Paris attacks: Nurse recalls performing CPR on bomber

Medic recounts the moment he realised the man he was trying to save was the bomber

Flowers, candles and messages in front of the Comptoir Voltaire café, one of the sites of the deadly terrorist attacks in Paris, France.  Photograph: Charles Platiau/Reuters
Flowers, candles and messages in front of the Comptoir Voltaire café, one of the sites of the deadly terrorist attacks in Paris, France. Photograph: Charles Platiau/Reuters

In the chaos of the explosion at the Comptoir Voltaire café, one of several targets hit in the November 13th Paris attacks, nurse David instinctively sought to help the wounded.

Among them was a man lying amid overturned chairs and tables. David, who asked to be called just by his first name, lay him down.

The man did not look like he had massive injuries, but appeared unconscious, so David began CPR, the cardiopulmonary resuscitation he’d been trained for.

When he tore open the man’s t-shirt, David quickly realised that what he initially thought was a gas explosion at the cafe was actually something far worse.

READ MORE

“There were wires; one white, one black, one red and one orange. Four different colours,” he told Reuters. “I knew then he was a suicide bomber.”

The man David was trying to resuscitate was Brahim Abdeslam, one of those involved in a series of deadly attacks that killed 130 people at bars, restaurants, a soccer stadium and a music hall in the city.

No one other than Abdeslam died at the café.

In an amateur video obtained by Reuters, two men can be seen from outside the café trying to resuscitate a man lying on the floor.

One is believed to be David, the other is unknown.

Near them, another person lies wounded on the floor amid spatters of blood.

“The first wire I saw was red.
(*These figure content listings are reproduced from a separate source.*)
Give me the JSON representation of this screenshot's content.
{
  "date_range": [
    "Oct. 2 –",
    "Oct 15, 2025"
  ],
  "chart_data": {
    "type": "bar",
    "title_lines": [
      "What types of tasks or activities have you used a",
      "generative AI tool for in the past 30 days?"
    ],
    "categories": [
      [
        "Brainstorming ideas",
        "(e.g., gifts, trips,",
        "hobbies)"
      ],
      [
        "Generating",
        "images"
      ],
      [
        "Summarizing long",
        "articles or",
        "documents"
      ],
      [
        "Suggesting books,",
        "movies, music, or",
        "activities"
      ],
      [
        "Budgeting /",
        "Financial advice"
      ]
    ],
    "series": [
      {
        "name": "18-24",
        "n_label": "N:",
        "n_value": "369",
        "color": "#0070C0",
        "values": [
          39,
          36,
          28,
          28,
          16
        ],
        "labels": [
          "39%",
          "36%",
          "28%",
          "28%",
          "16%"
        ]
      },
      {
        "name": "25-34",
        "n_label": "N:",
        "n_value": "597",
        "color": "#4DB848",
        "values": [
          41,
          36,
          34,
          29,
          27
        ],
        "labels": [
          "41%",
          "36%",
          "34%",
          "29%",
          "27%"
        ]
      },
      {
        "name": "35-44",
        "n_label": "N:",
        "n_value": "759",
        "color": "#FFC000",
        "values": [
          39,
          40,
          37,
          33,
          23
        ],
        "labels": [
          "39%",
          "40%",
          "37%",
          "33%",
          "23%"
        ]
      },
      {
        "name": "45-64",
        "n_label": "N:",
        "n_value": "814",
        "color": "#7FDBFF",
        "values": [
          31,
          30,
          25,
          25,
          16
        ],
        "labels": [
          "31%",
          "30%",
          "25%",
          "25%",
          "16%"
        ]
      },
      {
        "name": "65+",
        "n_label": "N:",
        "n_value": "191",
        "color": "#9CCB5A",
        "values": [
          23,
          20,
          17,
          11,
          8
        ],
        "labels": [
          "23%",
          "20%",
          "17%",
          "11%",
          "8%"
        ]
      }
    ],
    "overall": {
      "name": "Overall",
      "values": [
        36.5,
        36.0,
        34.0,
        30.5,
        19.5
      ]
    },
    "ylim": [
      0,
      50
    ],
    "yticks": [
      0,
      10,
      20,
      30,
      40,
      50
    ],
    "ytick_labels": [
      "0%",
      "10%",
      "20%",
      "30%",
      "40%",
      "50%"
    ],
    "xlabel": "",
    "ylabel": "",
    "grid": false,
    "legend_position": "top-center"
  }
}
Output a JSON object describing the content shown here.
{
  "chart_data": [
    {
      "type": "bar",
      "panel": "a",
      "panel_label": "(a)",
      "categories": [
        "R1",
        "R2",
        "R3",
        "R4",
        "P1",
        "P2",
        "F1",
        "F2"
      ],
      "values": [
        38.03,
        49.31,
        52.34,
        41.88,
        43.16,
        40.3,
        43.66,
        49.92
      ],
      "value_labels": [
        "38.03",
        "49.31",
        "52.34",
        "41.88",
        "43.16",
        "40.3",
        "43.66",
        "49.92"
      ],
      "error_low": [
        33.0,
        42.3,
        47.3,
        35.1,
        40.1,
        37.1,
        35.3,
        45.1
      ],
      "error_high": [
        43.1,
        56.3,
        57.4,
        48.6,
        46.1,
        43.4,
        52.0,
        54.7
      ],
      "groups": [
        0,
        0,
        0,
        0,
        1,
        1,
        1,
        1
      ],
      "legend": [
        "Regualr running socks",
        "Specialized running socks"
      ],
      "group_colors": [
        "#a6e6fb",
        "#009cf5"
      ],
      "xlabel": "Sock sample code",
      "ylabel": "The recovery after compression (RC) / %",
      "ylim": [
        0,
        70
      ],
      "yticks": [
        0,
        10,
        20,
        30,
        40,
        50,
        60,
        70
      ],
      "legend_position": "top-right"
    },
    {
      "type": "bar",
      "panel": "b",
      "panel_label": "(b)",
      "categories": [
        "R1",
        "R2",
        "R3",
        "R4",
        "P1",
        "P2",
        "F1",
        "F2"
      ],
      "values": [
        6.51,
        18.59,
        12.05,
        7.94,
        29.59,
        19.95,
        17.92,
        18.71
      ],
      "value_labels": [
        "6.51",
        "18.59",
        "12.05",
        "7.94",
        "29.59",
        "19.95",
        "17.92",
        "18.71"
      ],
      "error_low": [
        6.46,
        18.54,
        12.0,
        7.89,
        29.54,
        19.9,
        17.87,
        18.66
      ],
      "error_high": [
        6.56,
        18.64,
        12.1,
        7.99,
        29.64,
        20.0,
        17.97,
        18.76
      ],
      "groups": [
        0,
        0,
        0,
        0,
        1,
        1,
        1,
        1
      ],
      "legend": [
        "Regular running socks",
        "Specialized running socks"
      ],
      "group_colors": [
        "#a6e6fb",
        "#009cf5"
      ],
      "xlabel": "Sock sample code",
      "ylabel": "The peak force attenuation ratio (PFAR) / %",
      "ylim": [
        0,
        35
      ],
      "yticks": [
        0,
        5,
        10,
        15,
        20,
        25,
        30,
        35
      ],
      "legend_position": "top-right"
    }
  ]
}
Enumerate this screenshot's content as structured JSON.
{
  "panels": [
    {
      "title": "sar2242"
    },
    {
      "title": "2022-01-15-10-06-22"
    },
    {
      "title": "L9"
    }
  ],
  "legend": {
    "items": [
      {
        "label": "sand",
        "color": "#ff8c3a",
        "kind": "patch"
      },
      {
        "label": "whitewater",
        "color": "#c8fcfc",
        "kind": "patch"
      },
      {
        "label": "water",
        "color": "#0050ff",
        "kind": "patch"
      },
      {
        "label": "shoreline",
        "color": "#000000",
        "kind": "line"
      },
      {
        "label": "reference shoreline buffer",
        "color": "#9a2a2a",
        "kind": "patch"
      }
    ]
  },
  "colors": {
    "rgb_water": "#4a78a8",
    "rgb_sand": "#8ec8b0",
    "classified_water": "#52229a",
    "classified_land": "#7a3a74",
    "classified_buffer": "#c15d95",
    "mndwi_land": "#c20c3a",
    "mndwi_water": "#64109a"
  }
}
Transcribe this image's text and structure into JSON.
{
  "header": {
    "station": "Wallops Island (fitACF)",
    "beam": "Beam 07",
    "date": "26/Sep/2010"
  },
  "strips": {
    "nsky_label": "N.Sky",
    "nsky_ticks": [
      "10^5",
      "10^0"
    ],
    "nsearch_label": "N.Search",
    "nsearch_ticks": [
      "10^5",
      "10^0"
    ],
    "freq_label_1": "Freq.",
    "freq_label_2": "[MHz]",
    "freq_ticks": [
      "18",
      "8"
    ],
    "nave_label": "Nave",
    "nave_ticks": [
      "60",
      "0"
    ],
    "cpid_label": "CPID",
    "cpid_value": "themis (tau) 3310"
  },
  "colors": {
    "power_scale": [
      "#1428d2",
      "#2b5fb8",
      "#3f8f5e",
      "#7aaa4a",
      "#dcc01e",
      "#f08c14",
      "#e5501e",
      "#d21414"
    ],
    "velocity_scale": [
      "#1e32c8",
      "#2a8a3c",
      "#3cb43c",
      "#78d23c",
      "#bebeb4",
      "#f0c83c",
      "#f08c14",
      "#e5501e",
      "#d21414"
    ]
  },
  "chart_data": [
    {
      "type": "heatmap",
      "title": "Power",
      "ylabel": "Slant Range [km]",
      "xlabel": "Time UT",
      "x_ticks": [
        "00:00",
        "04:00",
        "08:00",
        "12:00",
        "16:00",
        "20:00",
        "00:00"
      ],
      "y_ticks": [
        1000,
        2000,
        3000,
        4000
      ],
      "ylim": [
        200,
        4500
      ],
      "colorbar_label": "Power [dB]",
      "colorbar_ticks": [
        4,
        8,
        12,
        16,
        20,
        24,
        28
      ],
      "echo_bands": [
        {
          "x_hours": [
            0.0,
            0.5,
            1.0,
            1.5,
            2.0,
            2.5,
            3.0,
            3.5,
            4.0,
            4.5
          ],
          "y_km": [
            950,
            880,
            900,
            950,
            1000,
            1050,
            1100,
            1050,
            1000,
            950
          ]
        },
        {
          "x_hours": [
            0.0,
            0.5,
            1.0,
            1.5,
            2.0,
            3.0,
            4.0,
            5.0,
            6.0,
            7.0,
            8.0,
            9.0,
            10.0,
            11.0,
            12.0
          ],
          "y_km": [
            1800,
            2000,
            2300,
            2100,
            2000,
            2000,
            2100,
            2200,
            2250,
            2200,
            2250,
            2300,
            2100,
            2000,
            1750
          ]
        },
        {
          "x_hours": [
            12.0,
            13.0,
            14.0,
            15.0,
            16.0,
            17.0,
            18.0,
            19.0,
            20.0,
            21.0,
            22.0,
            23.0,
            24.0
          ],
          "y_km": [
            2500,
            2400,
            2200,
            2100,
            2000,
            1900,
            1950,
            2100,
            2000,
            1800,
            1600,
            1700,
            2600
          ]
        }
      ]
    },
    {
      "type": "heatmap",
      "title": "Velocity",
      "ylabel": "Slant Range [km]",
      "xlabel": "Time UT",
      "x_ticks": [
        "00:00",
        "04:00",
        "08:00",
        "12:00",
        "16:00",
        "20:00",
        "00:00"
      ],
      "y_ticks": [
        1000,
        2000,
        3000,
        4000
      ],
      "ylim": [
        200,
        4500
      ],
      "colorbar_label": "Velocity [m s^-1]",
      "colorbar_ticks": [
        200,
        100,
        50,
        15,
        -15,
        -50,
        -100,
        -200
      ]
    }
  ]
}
I think that was the detonator,” David said.

“There was something at the end.”

As soon as David realised the person he was trying to save had just tried to kill him, the fire services arrived.

Among them was a fireman he knew. He told him what he had just seen.

“He looked at me and started shouting for everyone to evacuate,” he said.

Comptoir Voltaire

David (46), who works at a Paris hospital, knows the Comptoir Voltaire well, and lives in the neighbourhood.

He had been having dinner with a friend that Friday night. When the waitress brought their dishes, the explosion went off.

“There was a huge flame, there was dust,” he said. “I immediately thought it was the heaters. I screamed, ‘cut off the gas’.

“There was panic, people started running out . . . I left the dining area and went on to the terrace.”

He first helped a woman, then a young man lying on a table, conscious but bleeding. A helper took over and David went to Abdeslam.

“At this point, I never thought he was a suicide bomber, he was a customer like everyone else,” he said.

“I thought that after the gas explosion, he must have gotten hurt.”

David says he did not see Abdeslam walk into the restaurant. He believes he had been sitting at the terrace when he detonated the bomb.

“He had a large opening on his side, about 30 cms,” he said. “When you lift a t-shirt and you see wires, you know that’s not normal.”

David says police told him that Abdeslam’s bomb had not fully exploded.

“[Later], I was thinking about how I lay him on the floor, with me doing CPR.

“It’s a pretty vigorous process. By just doing that, I also could have been gone,” he said.